Price gouging? Cancer drug price spikes from $50 to $768 per pill after change of owner

Price gouging? Cancer drug price spikes from $50 to $768 per pill after change of owner

A long-standing medication for cancer has become almost unaffordable for most of patients, as its price has skyrocketed 1,500 percent over four years. The company behind the drug is under fire.

The remedy for brain tumors and Hodgkin lymphoma was introduced 42 years ago, and the highest dose was sold for $50 per capsule. The drug, called lomustine had no generic alternative and was branded as CeeNU.

In 2013, the brand’s owner Bristol Myers Squibb sold lomustine to a Miami startup called NextSource. The new owner rebranded the drug, giving it a new name – Gleostine, and multiplied the price by almost sixteen times. Now, the same treatment costs $768 for a single capsule.

According to an analysis done for the Wall Street Journal by Truveen Health Analytics and Elsevier, the company raised the price for Gleostine by 12 percent in November following a 20 percent increase in August.

Dosage is assigned by a patient’s weight with some of them needing more than one pill. That makes the medication’s price point entirely out of reach.

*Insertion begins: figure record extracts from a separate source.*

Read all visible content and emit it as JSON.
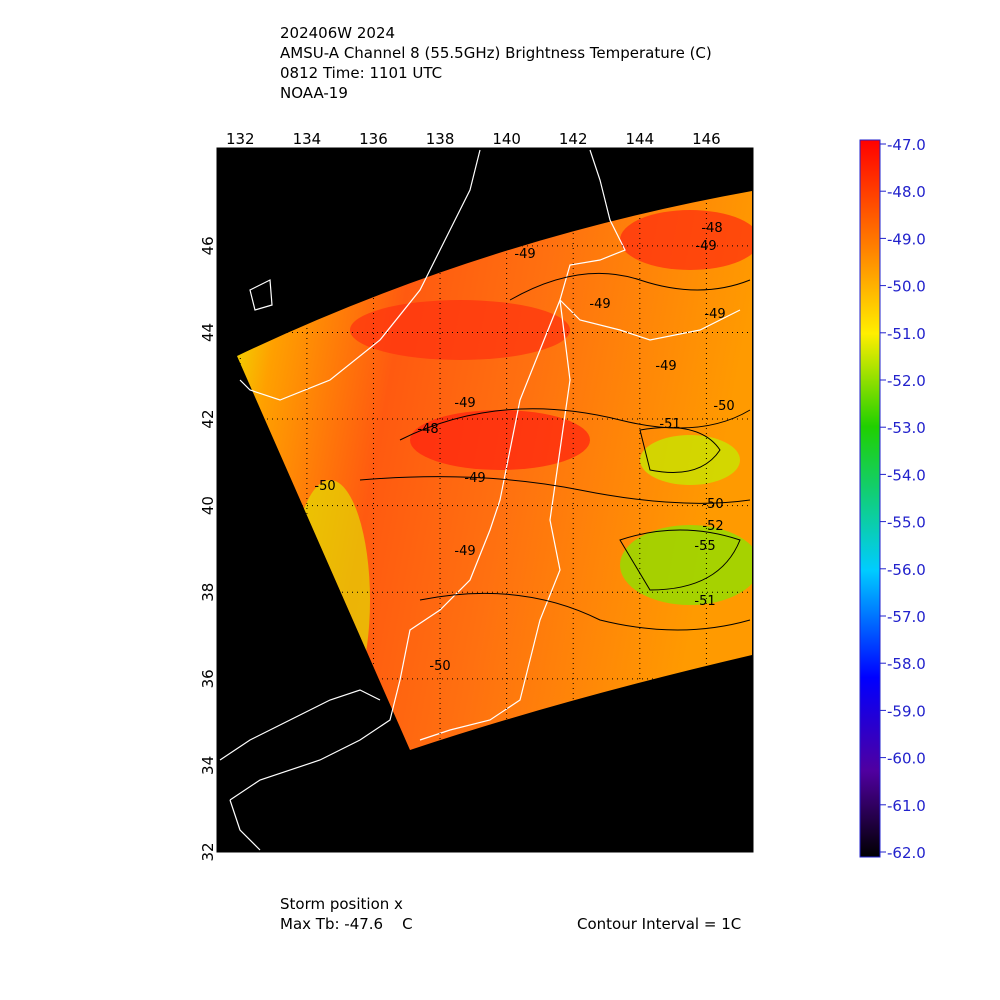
{
  "header": {
    "lines": [
      "202406W 2024",
      "AMSU-A Channel 8 (55.5GHz) Brightness Temperature (C)",
      "0812 Time: 1101 UTC",
      "NOAA-19"
    ]
  },
  "map": {
    "lon_lim": [
      131.3,
      147.4
    ],
    "lat_lim": [
      32,
      48.26
    ],
    "lon_ticks": [
      132,
      134,
      136,
      138,
      140,
      142,
      144,
      146
    ],
    "lat_ticks": [
      32,
      34,
      36,
      38,
      40,
      42,
      44,
      46
    ],
    "contour_labels": [
      "-48",
      "-49",
      "-49",
      "-49",
      "-49",
      "-49",
      "-49",
      "-50",
      "-48",
      "-51",
      "-49",
      "-50",
      "-50",
      "-52",
      "-55",
      "-49",
      "-51",
      "-50"
    ]
  },
  "colorbar": {
    "lim": [
      -62,
      -47
    ],
    "ticks": [
      {
        "value": -47,
        "label": "-47.0"
      },
      {
        "value": -48,
        "label": "-48.0"
      },
      {
        "value": -49,
        "label": "-49.0"
      },
      {
        "value": -50,
        "label": "-50.0"
      },
      {
        "value": -51,
        "label": "-51.0"
      },
      {
        "value": -52,
        "label": "-52.0"
      },
      {
        "value": -53,
        "label": "-53.0"
      },
      {
        "value": -54,
        "label": "-54.0"
      },
      {
        "value": -55,
        "label": "-55.0"
      },
      {
        "value": -56,
        "label": "-56.0"
      },
      {
        "value": -57,
        "label": "-57.0"
      },
      {
        "value": -58,
        "label": "-58.0"
      },
      {
        "value": -59,
        "label": "-59.0"
      },
      {
        "value": -60,
        "label": "-60.0"
      },
      {
        "value": -61,
        "label": "-61.0"
      },
      {
        "value": -62,
        "label": "-62.0"
      }
    ]
  },
  "footer": {
    "storm_position": "Storm position x",
    "max_tb": "Max Tb: -47.6    C",
    "contour_interval": "Contour Interval = 1C"
  }
}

NextSource sets prices based on the costs it bears to develop the medication and to pay regulatory agency fees, as well as on the benefits it provides patients, according to the company’s CEO Robert DiCrisci, as quoted by the media. The firm reportedly provides discounts and financial assistance to those who can't afford its cost.

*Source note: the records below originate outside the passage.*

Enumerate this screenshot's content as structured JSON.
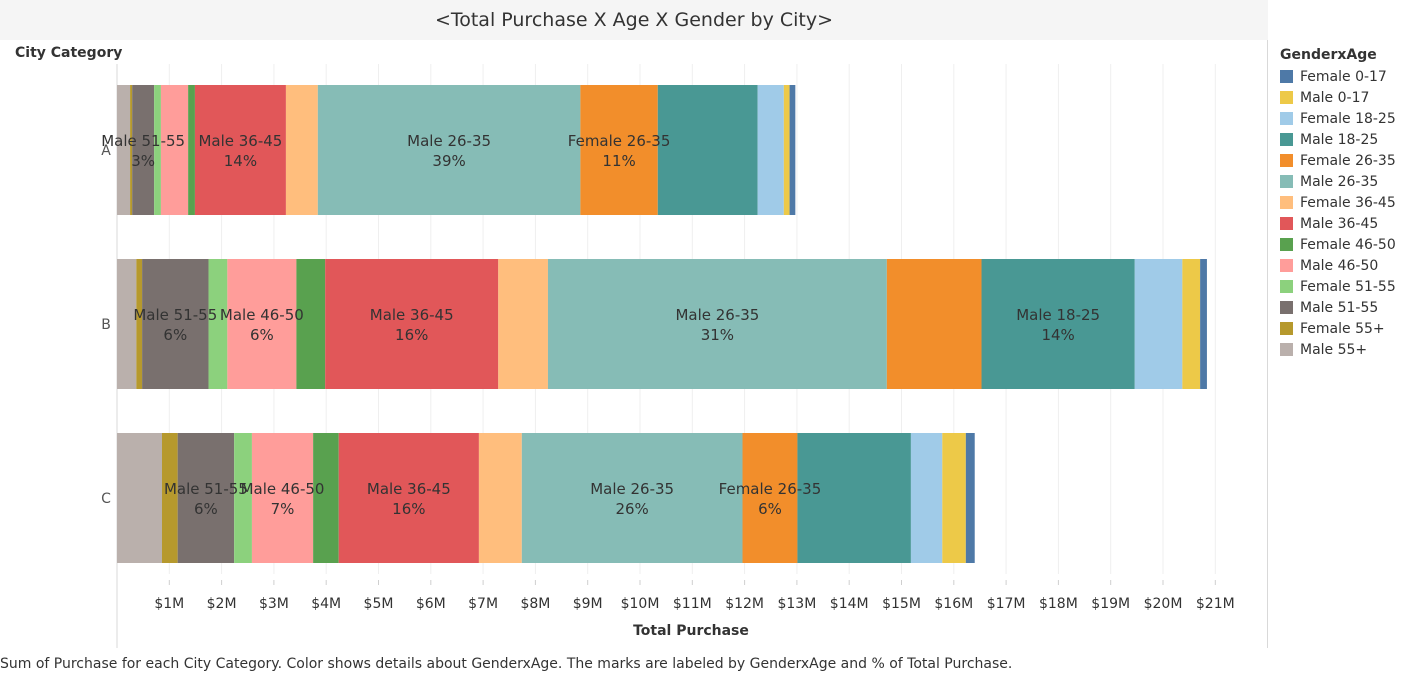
{
  "title": "<Total Purchase X Age X Gender by City>",
  "caption": "Sum of Purchase for each City Category.  Color shows details about GenderxAge.  The marks are labeled by GenderxAge and % of Total Purchase.",
  "legend_title": "GenderxAge",
  "legend": [
    {
      "label": "Female 0-17",
      "color": "#4e79a7"
    },
    {
      "label": "Male 0-17",
      "color": "#edc948"
    },
    {
      "label": "Female 18-25",
      "color": "#a0cbe8"
    },
    {
      "label": "Male 18-25",
      "color": "#499894"
    },
    {
      "label": "Female 26-35",
      "color": "#f28e2b"
    },
    {
      "label": "Male 26-35",
      "color": "#86bcb6"
    },
    {
      "label": "Female 36-45",
      "color": "#ffbe7d"
    },
    {
      "label": "Male 36-45",
      "color": "#e15759"
    },
    {
      "label": "Female 46-50",
      "color": "#59a14f"
    },
    {
      "label": "Male 46-50",
      "color": "#ff9d9a"
    },
    {
      "label": "Female 51-55",
      "color": "#8cd17d"
    },
    {
      "label": "Male 51-55",
      "color": "#79706e"
    },
    {
      "label": "Female 55+",
      "color": "#b6992d"
    },
    {
      "label": "Male 55+",
      "color": "#bab0ac"
    }
  ],
  "chart_data": {
    "type": "bar",
    "orientation": "horizontal",
    "stacked": true,
    "ylabel": "City Category",
    "xlabel": "Total Purchase",
    "xlim": [
      0,
      21900000
    ],
    "x_ticks": [
      1000000,
      2000000,
      3000000,
      4000000,
      5000000,
      6000000,
      7000000,
      8000000,
      9000000,
      10000000,
      11000000,
      12000000,
      13000000,
      14000000,
      15000000,
      16000000,
      17000000,
      18000000,
      19000000,
      20000000,
      21000000
    ],
    "x_tick_labels": [
      "$1M",
      "$2M",
      "$3M",
      "$4M",
      "$5M",
      "$6M",
      "$7M",
      "$8M",
      "$9M",
      "$10M",
      "$11M",
      "$12M",
      "$13M",
      "$14M",
      "$15M",
      "$16M",
      "$17M",
      "$18M",
      "$19M",
      "$20M",
      "$21M"
    ],
    "grid": "vertical",
    "legend_position": "right",
    "categories": [
      "A",
      "B",
      "C"
    ],
    "series": [
      {
        "name": "Male 55+",
        "values": [
          250000,
          370000,
          860000
        ]
      },
      {
        "name": "Female 55+",
        "values": [
          40000,
          110000,
          300000
        ]
      },
      {
        "name": "Male 51-55",
        "values": [
          420000,
          1270000,
          1080000
        ]
      },
      {
        "name": "Female 51-55",
        "values": [
          130000,
          360000,
          340000
        ]
      },
      {
        "name": "Male 46-50",
        "values": [
          520000,
          1320000,
          1170000
        ]
      },
      {
        "name": "Female 46-50",
        "values": [
          130000,
          550000,
          490000
        ]
      },
      {
        "name": "Male 36-45",
        "values": [
          1740000,
          3310000,
          2680000
        ]
      },
      {
        "name": "Female 36-45",
        "values": [
          610000,
          950000,
          820000
        ]
      },
      {
        "name": "Male 26-35",
        "values": [
          5020000,
          6480000,
          4220000
        ]
      },
      {
        "name": "Female 26-35",
        "values": [
          1480000,
          1810000,
          1050000
        ]
      },
      {
        "name": "Male 18-25",
        "values": [
          1910000,
          2930000,
          2170000
        ]
      },
      {
        "name": "Female 18-25",
        "values": [
          500000,
          910000,
          600000
        ]
      },
      {
        "name": "Male 0-17",
        "values": [
          110000,
          340000,
          450000
        ]
      },
      {
        "name": "Female 0-17",
        "values": [
          110000,
          130000,
          170000
        ]
      }
    ],
    "data_labels": [
      {
        "category": "A",
        "series": "Male 51-55",
        "label": "Male 51-55",
        "pct": "3%"
      },
      {
        "category": "A",
        "series": "Male 36-45",
        "label": "Male 36-45",
        "pct": "14%"
      },
      {
        "category": "A",
        "series": "Male 26-35",
        "label": "Male 26-35",
        "pct": "39%"
      },
      {
        "category": "A",
        "series": "Female 26-35",
        "label": "Female 26-35",
        "pct": "11%"
      },
      {
        "category": "B",
        "series": "Male 51-55",
        "label": "Male 51-55",
        "pct": "6%"
      },
      {
        "category": "B",
        "series": "Male 46-50",
        "label": "Male 46-50",
        "pct": "6%"
      },
      {
        "category": "B",
        "series": "Male 36-45",
        "label": "Male 36-45",
        "pct": "16%"
      },
      {
        "category": "B",
        "series": "Male 26-35",
        "label": "Male 26-35",
        "pct": "31%"
      },
      {
        "category": "B",
        "series": "Male 18-25",
        "label": "Male 18-25",
        "pct": "14%"
      },
      {
        "category": "C",
        "series": "Male 51-55",
        "label": "Male 51-55",
        "pct": "6%"
      },
      {
        "category": "C",
        "series": "Male 46-50",
        "label": "Male 46-50",
        "pct": "7%"
      },
      {
        "category": "C",
        "series": "Male 36-45",
        "label": "Male 36-45",
        "pct": "16%"
      },
      {
        "category": "C",
        "series": "Male 26-35",
        "label": "Male 26-35",
        "pct": "26%"
      },
      {
        "category": "C",
        "series": "Female 26-35",
        "label": "Female 26-35",
        "pct": "6%"
      }
    ]
  }
}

Though the medicine has been in use since 1976, oncologists along with pharmacies have a renewed interest in it, as government-funded research revealed that Gleostine combined with chemotherapy can help patients struggling with brain tumors to live longer.

The US Food and Drug Administration (FDA) has reportedly started a campaign to provide a more competitive field for the medicines that have no current generics. Approving generic drugs is a top priority for the FDA. Earlier this week, the agency’s commissioner Scott Gottlieb said the FDA had approved a record number of generic drugs.